Krebs: „Jetzt konsequent für mehr Bildung und Kultur sein!“ Junges Duisburg/DAL besucht das neue Stadtfenster

2015-07-29Stadtfenster sehr klein

Duisburg. Der Sommer machte am Mittwoch Pause, eine gute Gelegenheit diesen Tag im neuen Stadtfenster zu verbringen. So dachten am 29. Juli nicht nur die Mitglieder der Fraktion Junges Duisburg/DAL, sondern auch viele Besucher des Stadtfensters. Wobei der Fraktionsbesuch schon länger geplant war und ein Stopp im Rahmen der „Näher dran“-Tour war.
VHS-Leiter Dr. Gerhard Jahn und Zentralbibliothekleiter Uwe Holler führten mit einem interessanten Rundgang durch die neue Einrichtung.
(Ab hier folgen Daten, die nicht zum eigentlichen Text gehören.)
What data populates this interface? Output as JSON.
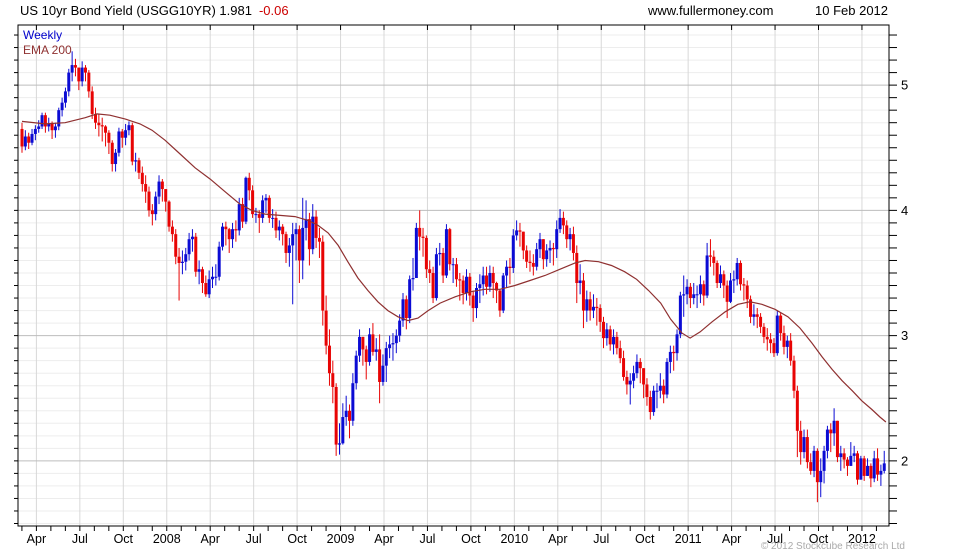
{
  "header": {
    "title": "US 10yr Bond Yield (USGG10YR) 1.981",
    "change": "-0.06",
    "website": "www.fullermoney.com",
    "date": "10 Feb 2012"
  },
  "legend": {
    "timeframe": "Weekly",
    "overlay": "EMA 200"
  },
  "footer": {
    "copyright": "© 2012 Stockcube Research Ltd"
  },
  "colors": {
    "up": "#0b0bd4",
    "down": "#e80404",
    "ema": "#8f3030",
    "change_text": "#cc0000",
    "weekly_text": "#0000cc",
    "grid_minor": "#ededed",
    "grid_major": "#bdbdbd",
    "grid_vert": "#d8d8d8",
    "axis": "#000000",
    "label_text": "#000000",
    "copyright_text": "#aaaaaa"
  },
  "chart_data": {
    "type": "candlestick",
    "title": "US 10yr Bond Yield (USGG10YR)",
    "frequency_label": "Weekly",
    "overlay_label": "EMA 200",
    "last_price": 1.981,
    "change": -0.06,
    "ylim": [
      1.48,
      5.48
    ],
    "y_ticks": [
      5,
      4,
      3,
      2
    ],
    "y_minor_step": 0.1,
    "x_quarter_labels": [
      "Apr",
      "Jul",
      "Oct",
      "2008",
      "Apr",
      "Jul",
      "Oct",
      "2009",
      "Apr",
      "Jul",
      "Oct",
      "2010",
      "Apr",
      "Jul",
      "Oct",
      "2011",
      "Apr",
      "Jul",
      "Oct",
      "2012"
    ],
    "legend_position": "top-left",
    "grid": true,
    "first_open": 4.65,
    "candles_hlc": [
      [
        4.7,
        4.46,
        4.51
      ],
      [
        4.64,
        4.48,
        4.59
      ],
      [
        4.62,
        4.49,
        4.54
      ],
      [
        4.65,
        4.52,
        4.61
      ],
      [
        4.68,
        4.56,
        4.65
      ],
      [
        4.72,
        4.62,
        4.67
      ],
      [
        4.78,
        4.65,
        4.76
      ],
      [
        4.78,
        4.62,
        4.67
      ],
      [
        4.74,
        4.63,
        4.69
      ],
      [
        4.71,
        4.57,
        4.64
      ],
      [
        4.7,
        4.58,
        4.67
      ],
      [
        4.82,
        4.64,
        4.8
      ],
      [
        4.9,
        4.75,
        4.86
      ],
      [
        4.98,
        4.82,
        4.95
      ],
      [
        5.13,
        4.91,
        5.1
      ],
      [
        5.27,
        5.03,
        5.16
      ],
      [
        5.21,
        5.07,
        5.14
      ],
      [
        5.14,
        4.96,
        5.03
      ],
      [
        5.19,
        4.99,
        5.14
      ],
      [
        5.16,
        5.03,
        5.1
      ],
      [
        5.12,
        4.9,
        4.95
      ],
      [
        4.99,
        4.73,
        4.77
      ],
      [
        4.82,
        4.65,
        4.7
      ],
      [
        4.77,
        4.59,
        4.68
      ],
      [
        4.74,
        4.55,
        4.67
      ],
      [
        4.68,
        4.51,
        4.62
      ],
      [
        4.64,
        4.45,
        4.54
      ],
      [
        4.56,
        4.31,
        4.37
      ],
      [
        4.49,
        4.31,
        4.46
      ],
      [
        4.66,
        4.43,
        4.63
      ],
      [
        4.65,
        4.5,
        4.58
      ],
      [
        4.69,
        4.52,
        4.64
      ],
      [
        4.71,
        4.6,
        4.68
      ],
      [
        4.7,
        4.36,
        4.39
      ],
      [
        4.46,
        4.31,
        4.4
      ],
      [
        4.42,
        4.25,
        4.3
      ],
      [
        4.35,
        4.15,
        4.21
      ],
      [
        4.28,
        4.06,
        4.15
      ],
      [
        4.19,
        3.95,
        4.0
      ],
      [
        4.05,
        3.88,
        3.97
      ],
      [
        4.15,
        3.92,
        4.11
      ],
      [
        4.28,
        4.05,
        4.23
      ],
      [
        4.25,
        4.07,
        4.17
      ],
      [
        4.15,
        3.99,
        4.07
      ],
      [
        4.08,
        3.83,
        3.87
      ],
      [
        3.92,
        3.75,
        3.81
      ],
      [
        3.85,
        3.57,
        3.63
      ],
      [
        3.7,
        3.28,
        3.58
      ],
      [
        3.68,
        3.49,
        3.59
      ],
      [
        3.7,
        3.52,
        3.65
      ],
      [
        3.82,
        3.6,
        3.77
      ],
      [
        3.85,
        3.67,
        3.79
      ],
      [
        3.82,
        3.47,
        3.51
      ],
      [
        3.6,
        3.41,
        3.53
      ],
      [
        3.55,
        3.34,
        3.42
      ],
      [
        3.48,
        3.31,
        3.33
      ],
      [
        3.52,
        3.3,
        3.45
      ],
      [
        3.55,
        3.38,
        3.47
      ],
      [
        3.57,
        3.4,
        3.47
      ],
      [
        3.75,
        3.44,
        3.71
      ],
      [
        3.9,
        3.68,
        3.87
      ],
      [
        3.91,
        3.72,
        3.85
      ],
      [
        3.86,
        3.66,
        3.77
      ],
      [
        3.9,
        3.7,
        3.85
      ],
      [
        3.92,
        3.75,
        3.84
      ],
      [
        4.1,
        3.8,
        4.05
      ],
      [
        4.1,
        3.86,
        3.91
      ],
      [
        4.27,
        3.89,
        4.26
      ],
      [
        4.3,
        4.08,
        4.16
      ],
      [
        4.2,
        3.94,
        3.97
      ],
      [
        4.02,
        3.9,
        3.97
      ],
      [
        4.0,
        3.82,
        3.94
      ],
      [
        4.12,
        3.9,
        4.08
      ],
      [
        4.13,
        3.98,
        4.1
      ],
      [
        4.12,
        3.9,
        3.94
      ],
      [
        4.01,
        3.86,
        3.94
      ],
      [
        3.99,
        3.78,
        3.84
      ],
      [
        3.92,
        3.76,
        3.87
      ],
      [
        3.89,
        3.72,
        3.81
      ],
      [
        3.83,
        3.58,
        3.66
      ],
      [
        3.78,
        3.55,
        3.72
      ],
      [
        3.9,
        3.25,
        3.81
      ],
      [
        3.9,
        3.6,
        3.85
      ],
      [
        3.88,
        3.42,
        3.6
      ],
      [
        4.1,
        3.45,
        3.86
      ],
      [
        4.08,
        3.76,
        3.93
      ],
      [
        3.98,
        3.56,
        3.69
      ],
      [
        4.05,
        3.65,
        3.95
      ],
      [
        4.0,
        3.7,
        3.78
      ],
      [
        3.86,
        3.62,
        3.75
      ],
      [
        3.8,
        3.08,
        3.2
      ],
      [
        3.32,
        2.85,
        2.92
      ],
      [
        3.05,
        2.6,
        2.7
      ],
      [
        2.8,
        2.46,
        2.59
      ],
      [
        2.62,
        2.04,
        2.13
      ],
      [
        2.3,
        2.05,
        2.14
      ],
      [
        2.46,
        2.13,
        2.35
      ],
      [
        2.52,
        2.28,
        2.4
      ],
      [
        2.45,
        2.18,
        2.32
      ],
      [
        2.7,
        2.28,
        2.62
      ],
      [
        2.88,
        2.57,
        2.84
      ],
      [
        3.05,
        2.79,
        2.99
      ],
      [
        2.98,
        2.76,
        2.89
      ],
      [
        2.92,
        2.65,
        2.79
      ],
      [
        3.06,
        2.76,
        3.01
      ],
      [
        3.1,
        2.84,
        2.87
      ],
      [
        2.98,
        2.8,
        2.89
      ],
      [
        3.01,
        2.46,
        2.63
      ],
      [
        2.85,
        2.6,
        2.76
      ],
      [
        2.95,
        2.63,
        2.9
      ],
      [
        3.0,
        2.82,
        2.93
      ],
      [
        3.02,
        2.8,
        2.94
      ],
      [
        3.05,
        2.86,
        3.0
      ],
      [
        3.17,
        2.95,
        3.12
      ],
      [
        3.34,
        3.07,
        3.29
      ],
      [
        3.32,
        3.05,
        3.14
      ],
      [
        3.48,
        3.1,
        3.45
      ],
      [
        3.62,
        3.36,
        3.46
      ],
      [
        3.9,
        3.5,
        3.86
      ],
      [
        4.0,
        3.68,
        3.79
      ],
      [
        3.86,
        3.63,
        3.78
      ],
      [
        3.8,
        3.46,
        3.53
      ],
      [
        3.6,
        3.42,
        3.5
      ],
      [
        3.55,
        3.26,
        3.3
      ],
      [
        3.7,
        3.28,
        3.65
      ],
      [
        3.74,
        3.56,
        3.66
      ],
      [
        3.7,
        3.42,
        3.48
      ],
      [
        3.89,
        3.46,
        3.85
      ],
      [
        3.86,
        3.52,
        3.57
      ],
      [
        3.62,
        3.42,
        3.57
      ],
      [
        3.62,
        3.39,
        3.45
      ],
      [
        3.5,
        3.28,
        3.44
      ],
      [
        3.48,
        3.25,
        3.34
      ],
      [
        3.53,
        3.28,
        3.47
      ],
      [
        3.5,
        3.24,
        3.32
      ],
      [
        3.36,
        3.11,
        3.22
      ],
      [
        3.42,
        3.14,
        3.38
      ],
      [
        3.49,
        3.26,
        3.41
      ],
      [
        3.55,
        3.32,
        3.48
      ],
      [
        3.55,
        3.33,
        3.39
      ],
      [
        3.56,
        3.35,
        3.5
      ],
      [
        3.55,
        3.3,
        3.42
      ],
      [
        3.43,
        3.26,
        3.36
      ],
      [
        3.37,
        3.15,
        3.2
      ],
      [
        3.5,
        3.18,
        3.48
      ],
      [
        3.6,
        3.38,
        3.55
      ],
      [
        3.62,
        3.41,
        3.54
      ],
      [
        3.85,
        3.5,
        3.8
      ],
      [
        3.92,
        3.76,
        3.84
      ],
      [
        3.9,
        3.71,
        3.83
      ],
      [
        3.8,
        3.61,
        3.68
      ],
      [
        3.72,
        3.54,
        3.59
      ],
      [
        3.68,
        3.51,
        3.58
      ],
      [
        3.65,
        3.48,
        3.55
      ],
      [
        3.74,
        3.52,
        3.69
      ],
      [
        3.82,
        3.62,
        3.77
      ],
      [
        3.73,
        3.53,
        3.61
      ],
      [
        3.73,
        3.55,
        3.68
      ],
      [
        3.76,
        3.58,
        3.7
      ],
      [
        3.74,
        3.56,
        3.69
      ],
      [
        3.92,
        3.62,
        3.85
      ],
      [
        4.01,
        3.82,
        3.94
      ],
      [
        3.99,
        3.81,
        3.88
      ],
      [
        3.92,
        3.7,
        3.77
      ],
      [
        3.86,
        3.68,
        3.81
      ],
      [
        3.87,
        3.6,
        3.66
      ],
      [
        3.72,
        3.26,
        3.42
      ],
      [
        3.57,
        3.33,
        3.44
      ],
      [
        3.5,
        3.06,
        3.2
      ],
      [
        3.36,
        3.11,
        3.29
      ],
      [
        3.35,
        3.12,
        3.2
      ],
      [
        3.33,
        3.14,
        3.23
      ],
      [
        3.3,
        3.08,
        3.22
      ],
      [
        3.25,
        3.03,
        3.11
      ],
      [
        3.15,
        2.9,
        2.98
      ],
      [
        3.1,
        2.92,
        3.05
      ],
      [
        3.08,
        2.88,
        2.93
      ],
      [
        3.05,
        2.85,
        2.99
      ],
      [
        3.03,
        2.85,
        2.9
      ],
      [
        2.96,
        2.78,
        2.82
      ],
      [
        2.88,
        2.64,
        2.67
      ],
      [
        2.72,
        2.53,
        2.61
      ],
      [
        2.7,
        2.45,
        2.64
      ],
      [
        2.76,
        2.58,
        2.7
      ],
      [
        2.85,
        2.66,
        2.79
      ],
      [
        2.82,
        2.62,
        2.74
      ],
      [
        2.7,
        2.5,
        2.61
      ],
      [
        2.66,
        2.44,
        2.51
      ],
      [
        2.56,
        2.33,
        2.39
      ],
      [
        2.6,
        2.36,
        2.56
      ],
      [
        2.62,
        2.42,
        2.56
      ],
      [
        2.7,
        2.5,
        2.6
      ],
      [
        2.65,
        2.46,
        2.53
      ],
      [
        2.82,
        2.5,
        2.79
      ],
      [
        2.92,
        2.7,
        2.87
      ],
      [
        2.92,
        2.72,
        2.86
      ],
      [
        3.05,
        2.8,
        3.01
      ],
      [
        3.35,
        2.98,
        3.32
      ],
      [
        3.48,
        3.15,
        3.33
      ],
      [
        3.45,
        3.25,
        3.39
      ],
      [
        3.42,
        3.22,
        3.3
      ],
      [
        3.42,
        3.25,
        3.33
      ],
      [
        3.4,
        3.22,
        3.33
      ],
      [
        3.48,
        3.26,
        3.41
      ],
      [
        3.44,
        3.24,
        3.32
      ],
      [
        3.74,
        3.3,
        3.64
      ],
      [
        3.77,
        3.55,
        3.63
      ],
      [
        3.68,
        3.48,
        3.58
      ],
      [
        3.6,
        3.38,
        3.42
      ],
      [
        3.56,
        3.38,
        3.49
      ],
      [
        3.52,
        3.3,
        3.4
      ],
      [
        3.44,
        3.14,
        3.27
      ],
      [
        3.5,
        3.26,
        3.44
      ],
      [
        3.52,
        3.34,
        3.45
      ],
      [
        3.62,
        3.4,
        3.58
      ],
      [
        3.6,
        3.36,
        3.41
      ],
      [
        3.46,
        3.28,
        3.4
      ],
      [
        3.44,
        3.22,
        3.29
      ],
      [
        3.32,
        3.1,
        3.15
      ],
      [
        3.25,
        3.08,
        3.17
      ],
      [
        3.22,
        3.06,
        3.15
      ],
      [
        3.18,
        3.02,
        3.07
      ],
      [
        3.1,
        2.94,
        2.99
      ],
      [
        3.06,
        2.88,
        2.97
      ],
      [
        3.02,
        2.86,
        2.94
      ],
      [
        2.98,
        2.83,
        2.86
      ],
      [
        3.2,
        2.84,
        3.16
      ],
      [
        3.18,
        2.96,
        3.02
      ],
      [
        3.08,
        2.85,
        2.91
      ],
      [
        3.0,
        2.82,
        2.96
      ],
      [
        3.02,
        2.76,
        2.8
      ],
      [
        2.84,
        2.5,
        2.56
      ],
      [
        2.6,
        2.03,
        2.24
      ],
      [
        2.32,
        1.97,
        2.07
      ],
      [
        2.25,
        2.02,
        2.19
      ],
      [
        2.25,
        1.94,
        1.99
      ],
      [
        2.06,
        1.89,
        1.92
      ],
      [
        2.12,
        1.87,
        2.08
      ],
      [
        2.1,
        1.67,
        1.83
      ],
      [
        2.02,
        1.71,
        1.92
      ],
      [
        2.12,
        1.82,
        2.08
      ],
      [
        2.28,
        2.02,
        2.25
      ],
      [
        2.3,
        2.07,
        2.22
      ],
      [
        2.42,
        2.12,
        2.32
      ],
      [
        2.3,
        1.99,
        2.03
      ],
      [
        2.12,
        1.92,
        2.06
      ],
      [
        2.1,
        1.94,
        2.01
      ],
      [
        2.03,
        1.88,
        1.96
      ],
      [
        2.15,
        1.97,
        2.04
      ],
      [
        2.12,
        1.99,
        2.06
      ],
      [
        2.08,
        1.81,
        1.85
      ],
      [
        2.04,
        1.85,
        2.02
      ],
      [
        2.04,
        1.84,
        1.88
      ],
      [
        2.02,
        1.88,
        1.96
      ],
      [
        1.98,
        1.79,
        1.86
      ],
      [
        2.08,
        1.83,
        2.02
      ],
      [
        2.1,
        1.84,
        1.89
      ],
      [
        1.97,
        1.8,
        1.92
      ],
      [
        2.08,
        1.9,
        1.98
      ]
    ],
    "ema_points": [
      [
        0,
        4.71
      ],
      [
        6.9,
        4.69
      ],
      [
        12.9,
        4.7
      ],
      [
        18.9,
        4.74
      ],
      [
        22.4,
        4.77
      ],
      [
        26.3,
        4.76
      ],
      [
        30.8,
        4.73
      ],
      [
        35.3,
        4.69
      ],
      [
        38.9,
        4.64
      ],
      [
        42.8,
        4.56
      ],
      [
        47.3,
        4.45
      ],
      [
        51.8,
        4.34
      ],
      [
        56.3,
        4.25
      ],
      [
        60.7,
        4.15
      ],
      [
        65.2,
        4.05
      ],
      [
        68.8,
        4.0
      ],
      [
        72.7,
        3.97
      ],
      [
        77.2,
        3.96
      ],
      [
        81.7,
        3.95
      ],
      [
        85.6,
        3.92
      ],
      [
        88.6,
        3.88
      ],
      [
        91.6,
        3.82
      ],
      [
        94.6,
        3.72
      ],
      [
        97.5,
        3.59
      ],
      [
        100.5,
        3.46
      ],
      [
        103.5,
        3.36
      ],
      [
        106.5,
        3.27
      ],
      [
        109.5,
        3.2
      ],
      [
        112.5,
        3.15
      ],
      [
        115.5,
        3.12
      ],
      [
        118.5,
        3.14
      ],
      [
        121.5,
        3.2
      ],
      [
        125.1,
        3.26
      ],
      [
        129.6,
        3.31
      ],
      [
        134.1,
        3.35
      ],
      [
        138.5,
        3.37
      ],
      [
        143.0,
        3.37
      ],
      [
        147.5,
        3.4
      ],
      [
        152.0,
        3.44
      ],
      [
        156.5,
        3.48
      ],
      [
        161.0,
        3.53
      ],
      [
        165.5,
        3.58
      ],
      [
        168.5,
        3.6
      ],
      [
        172.5,
        3.59
      ],
      [
        176.4,
        3.56
      ],
      [
        180.3,
        3.51
      ],
      [
        183.9,
        3.45
      ],
      [
        187.5,
        3.36
      ],
      [
        191.1,
        3.26
      ],
      [
        194.1,
        3.13
      ],
      [
        197.5,
        3.02
      ],
      [
        199.9,
        2.98
      ],
      [
        202.9,
        3.03
      ],
      [
        206.5,
        3.11
      ],
      [
        210.4,
        3.19
      ],
      [
        214.2,
        3.25
      ],
      [
        217.8,
        3.27
      ],
      [
        221.4,
        3.25
      ],
      [
        225.3,
        3.21
      ],
      [
        229.2,
        3.15
      ],
      [
        232.8,
        3.06
      ],
      [
        236.4,
        2.94
      ],
      [
        239.4,
        2.83
      ],
      [
        242.4,
        2.73
      ],
      [
        245.4,
        2.64
      ],
      [
        248.4,
        2.56
      ],
      [
        251.3,
        2.48
      ],
      [
        254.3,
        2.41
      ],
      [
        256.7,
        2.35
      ],
      [
        258.5,
        2.31
      ]
    ]
  }
}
Im Stadtfenster sind VHS und Stadtbibliothek an einem Ort vereint und bilden ein attraktives Zwillingspaar für Bildung und Kultur in der Stadt. „Die Einrichtung ist ein Meilenstein in der Duisburger Kultur- und Bildungslandschaft“, zeigte sich Fraktionsvorsitzender Stephan Krebs begeistert von der Modernität und den Möglichkeiten am innerstädtischen Standort. Rainer Grün ergänzte: „Das Stadtfenster ist ein Schmuckstück und wird uns noch viel Freude machen.“

Dr. Gerhard Jahn begann seine Führung im Keller des Stadtfensters, der historischen Ursprung verkörpert, weil er archäologische Ausgrabungen präsentiert, die u.a. zur 1655 gegründeten Duisburger Universität gehören. „Bildung kommt an den Ursprung zurück“, verwies Dr. Jahn auf die Symbolkraft des Standortes an der Steinschen Gasse. Nach einem Ausflug in die Geschichte, wandte man sich in den modern ausgestatteten Seminarräumen der zukünftigen Lehr- und Lernarbeit zu. Mit Smartboards wird eine moderne Lernatmosphäre geschaffen, die das technologisch Beste für die VHS-Kursteilnehmer an gemeinsamen Lernen und Zusammenarbeit bietet. „Das ist schon was anderes, als mit Tafel und Kreide“, machte Rainer Grün auf den Fortschritt aufmerksam. Auch besuchten die Fraktionsmitglieder einen Gymnastikraum, der zukünftig von der VHS für Tanz- und Aerobic-Kurse genutzt werden soll. Daneben ist angedacht für die Mitarbeiterinnen und Mitarbeiter des Rathauses eine „bewegte Pause“ einzuführen, um für Ausgleich zur Bildschirm- und Büroarbeit zu sorgen. „Ein richtiger Schritt auf dem Weg zu mehr Gesundheitsprävention und höher Mitarbeiterzufriedenheit“, unterstrich Krebs.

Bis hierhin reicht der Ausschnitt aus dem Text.